All About Buying Horses
It isn't like going down to the candy store and picking out what you want. Neither is it like going to a pet store and buying the gold fish or the pretty little kitten that catches your eye. Buying a horse is serious business and you need to be aware of it before you go out and get one. Getting a horse is just the first step to a lot of care, expense and time. So let's first take a look at what all can go wrong with a horse so you get a clear picture of what you're in for.
First of all, horses eat a lot and you also need to be prepared to spend a lot on their grooming, bedding and tack. Besides this, you also need to have them shooed and make sure they get their vaccinations. But what is most important is how to buy yourself a good horse. For that, let's do a process of elimination. Don't buy a bad tempered horse as chances are he'll always be that way. Some bite, crib, kick or chew the edge of the stall. Some are not trained and though they might just be okay on the basics, they would still be green broke which means that though they might let you put on the saddle, they would not be able to follow the signals a well-trained horse should know! Check the horse's health as well. If the legs and hooves aren't strong, all the horse could perhaps manage would be a slow walk around a ring carrying a child and not a fast gallop on a race track as you had fondly imagined.

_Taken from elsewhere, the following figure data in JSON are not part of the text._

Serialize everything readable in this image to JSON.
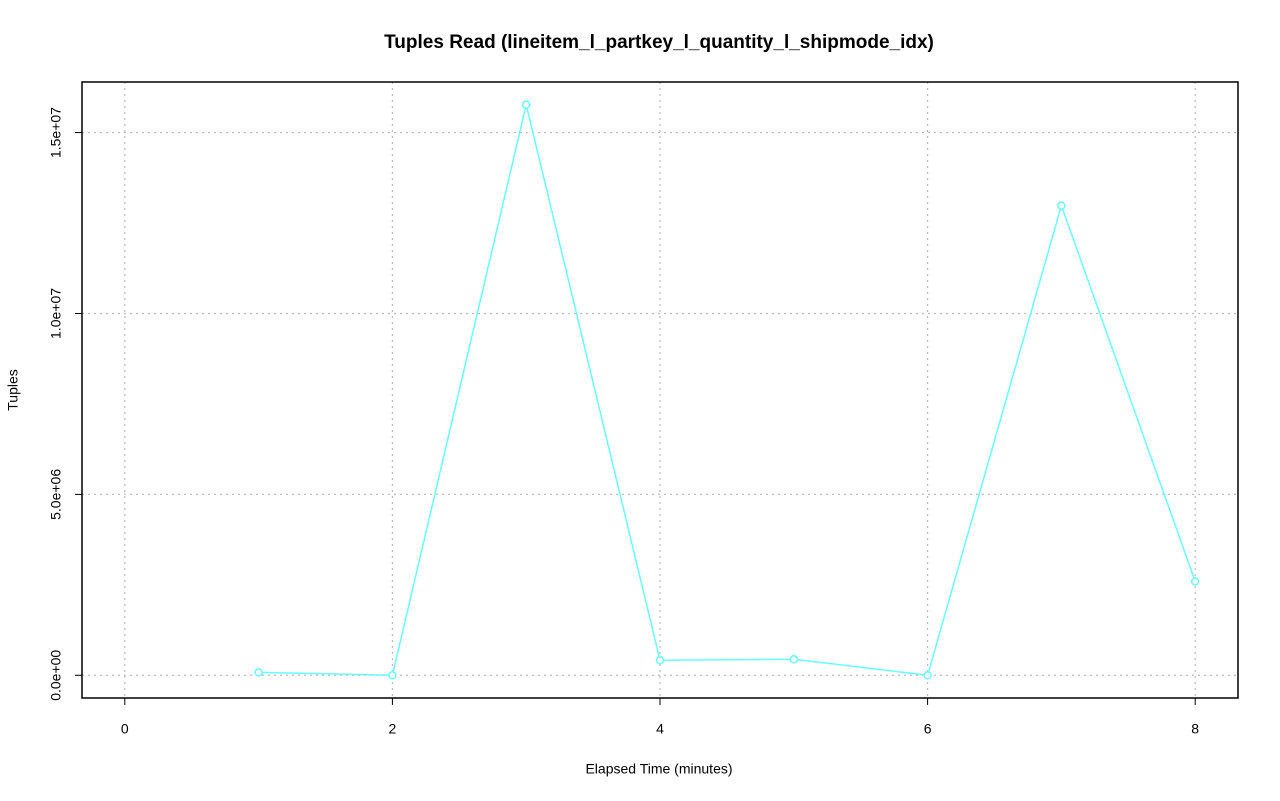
{
  "chart_data": {
    "type": "line",
    "title": "Tuples Read (lineitem_l_partkey_l_quantity_l_shipmode_idx)",
    "x_label": "Elapsed Time (minutes)",
    "y_label": "Tuples",
    "x": [
      1,
      2,
      3,
      4,
      5,
      6,
      7,
      8
    ],
    "series": [
      {
        "name": "Tuples Read",
        "color": "#66ffff",
        "values": [
          80000,
          0,
          15770000,
          414000,
          442000,
          0,
          12980000,
          2597000
        ]
      }
    ],
    "xlim": [
      -0.32,
      8.32
    ],
    "xticks": [
      0,
      2,
      4,
      6,
      8
    ],
    "ylim": [
      -628000,
      16398000
    ],
    "yticks": [
      {
        "value": 0,
        "label": "0.0e+00"
      },
      {
        "value": 5000000,
        "label": "5.0e+06"
      },
      {
        "value": 10000000,
        "label": "1.0e+07"
      },
      {
        "value": 15000000,
        "label": "1.5e+07"
      }
    ],
    "grid": true
  }
}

After all that, it's time to look at the positive side. You need to find the horse just right for you - so how do you do that? Be cautious when you are buying one through the newspaper or at an auction. It would be better if you were to frequent horse events or shows and ask around there. Here, you might get a good horse where the owner who is very competitive has just graduated to a flashier, faster horse and the old horse could still be very dependable and great as a first horse for you. Once you kind of decide on a horse, don't be impulsive. Ask around a bit about shows, events or competitions that it has entered. Many tend to observe horses and will tell you if it has a bad temper or tends to balk at the popular jump at shows - the chicken coop. Maybe the grapevine could even tell you whether the horse is healthy or not. Don't be in a hurry to hand over your cash.
Then it's time for the vet. Let him test the horse's hearing, teeth, eyesight and heart. He can even tell you how old the horse is, approximately. He will also inspect the horse's hooves and legs, looking for leg splints, swollen hocks or thrush. Now thrush, a hoof infection, can be dangerous and usually occurs when a horse stands in wet, dirty bedding for a long time.
Then, last but not least, you have to make sure the horse is a good fit as far as you are concerned. You could tack him up just so you know if he has any bad habits, then mount him and go through the paces. Keep an eye open for flaws like not obeying commands or not being able to change leads. True, some habits can be corrected by a trainer but there's nothing like getting a trained well-behaved horse for the first time.